Exercice 4 — Acteurs et rôles
1. Les trois personnages

  • Mikhaïl Gorbatchev (dirigeant soviétique, 1985-1991) : Secrétaire général du PCUS puis président de l'URSS, il lance les réformes de glasnost et perestroïka à partir de 1985 pour moderniser le système soviétique. Ces réformes déstabilisent involontairement le bloc soviétique en libérant les forces centrifuges des nationalités. Il démissionne le 25 décembre 1991, actant la dissolution de l'URSS. Son importance : sans lui, la fin pacifique de la Guerre froide aurait été beaucoup plus incertaine ; il reçoit le prix Nobel de la paix en 1990.
  • Boris Eltsine (président de Russie, 1991-1999) : Premier président élu de la Russie, il résiste au coup d'État des conservateurs communistes en août 1991 depuis le parlement russe, ce qui contribue à l'échec du putsch et discrédite définitivement le Parti communiste. Il joue un rôle clé dans la transition de la Russie vers un régime démocratique et une économie de marché. Son importance : il incarne la Russie post-soviétique dans ses difficultés (chaos économique des années 1990) et ses espoirs démocratiques.
  • Oussama Ben Laden (chef d'Al-Qaïda, années 1990 – 2011) : Islamiste radical saoudien, il fonde Al-Qaïda et planifie les attentats du 11 septembre 2001 depuis l'Afghanistan, où le régime taliban lui offre un refuge. Tué par les forces américaines au Pakistan en mai 2011. Son importance : il incarne la montée du terrorisme islamiste international comme nouvelle menace mondiale après la Guerre froide, transformant radicalement la politique étrangère des États-Unis et l'agenda sécuritaire mondial.

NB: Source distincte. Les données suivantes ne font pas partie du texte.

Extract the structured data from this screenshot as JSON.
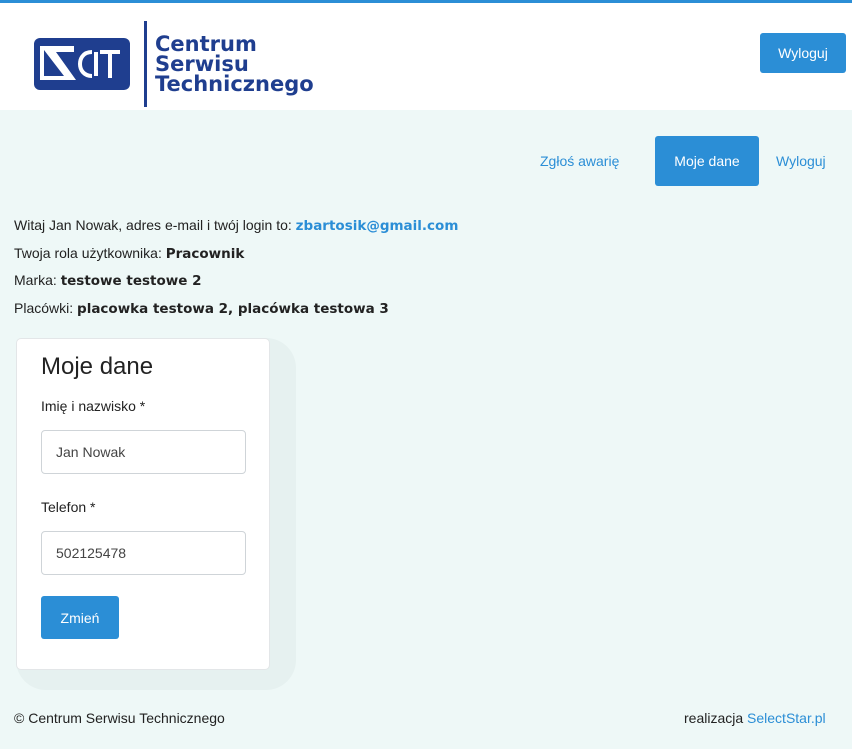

2. L'acteur collectif dans la libération du Koweït (1991)
La coalition internationale de 34 pays, organisée et dirigée par les États-Unis sous la direction du président George H.W. Bush, a joué le rôle essentiel dans la libération du Koweït lors de la guerre du Golfe (1991). Cette coalition, autorisée par une résolution du Conseil de sécurité de l'ONU, démontre la capacité des États-Unis à organiser la communauté internationale dans le monde unipolaire de l'après-Guerre froide : l'opération « Tempête du désert » libère le Koweït en 100 heures de combat terrestre (28 février 1991).

Exercice 5 — Analyse de la recomposition du monde
Réponse attendue (paragraphe structuré) :

Après la dissolution de l'URSS en 1991, les États-Unis s'imposent comme la seule superpuissance mondiale (monde unipolaire), exerçant une hégémonie militaire, économique et culturelle sans précédent — ce que le diplomate français Hubert Védrine appelle « l'hyperpuissance ». Pourtant, dès les années 2000-2010, cette domination est progressivement contestée par plusieurs facteurs.

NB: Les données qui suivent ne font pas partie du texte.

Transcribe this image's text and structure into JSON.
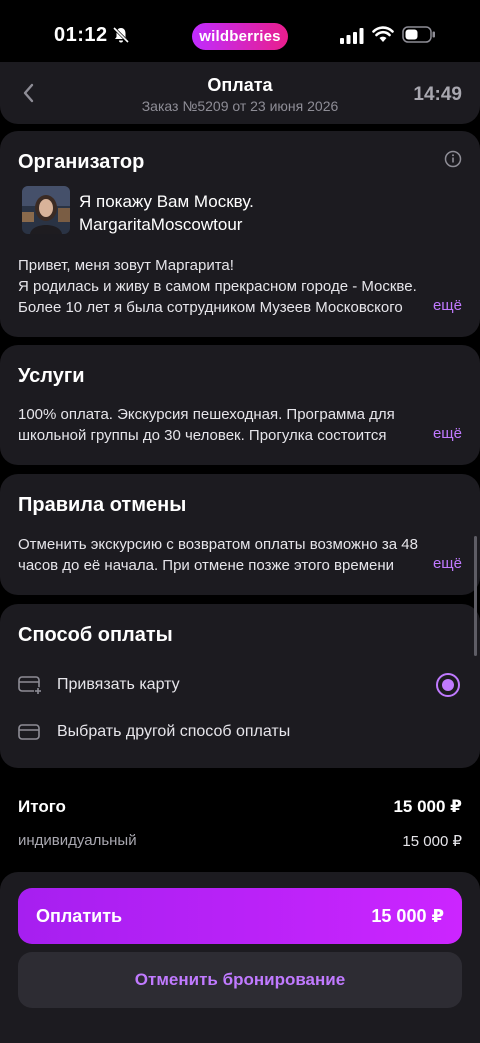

Facteur 1 — La montée en puissance de la Chine : La Chine connaît une croissance économique spectaculaire d'environ 10 % par an, devenant la deuxième économie mondiale dans les années 2010. Elle modernise son armée, affirme ses revendications territoriales en mer de Chine méridionale et conteste diplomatiquement l'ordre mondial américain. L'émergence des BRICS (Brésil, Russie, Inde, Chine, Afrique du Sud) manifeste cette recomposition multipolaire du pouvoir mondial.

Facteur 2 — Les limites révélées par la « guerre contre le terrorisme » : Les attentats du 11 septembre 2001 montrent que la puissance militaire conventionnelle américaine ne protège pas contre des acteurs non-étatiques comme Al-Qaïda. Les guerres d'Afghanistan (2001) et d'Irak (2003) s'enlisent, révélant les limites de la puissance américaine face à des conflits asymétriques, et ternissent l'image des États-Unis sur la scène internationale.

Facteur 3 — La réaffirmation de la puissance russe : Après une décennie de faiblesse dans les années 1990, la Russie sous Vladimir Poutine (au pouvoir depuis 2000) réaffirme sa puissance grâce à ses ressources énergétiques et sa puissance nucléaire. Elle intervient en Géorgie (2008) et en Ukraine (2014), contestant explicitement l'ordre occidental.

Conclusion : Le monde évolue ainsi d'une hégémonie américaine incontestée (1991-2001) vers un monde multipolaire plus complexe, dans lequel plusieurs puissances coexistent et se concurrencent sans qu'aucune ne puisse imposer sa domination à elle seule.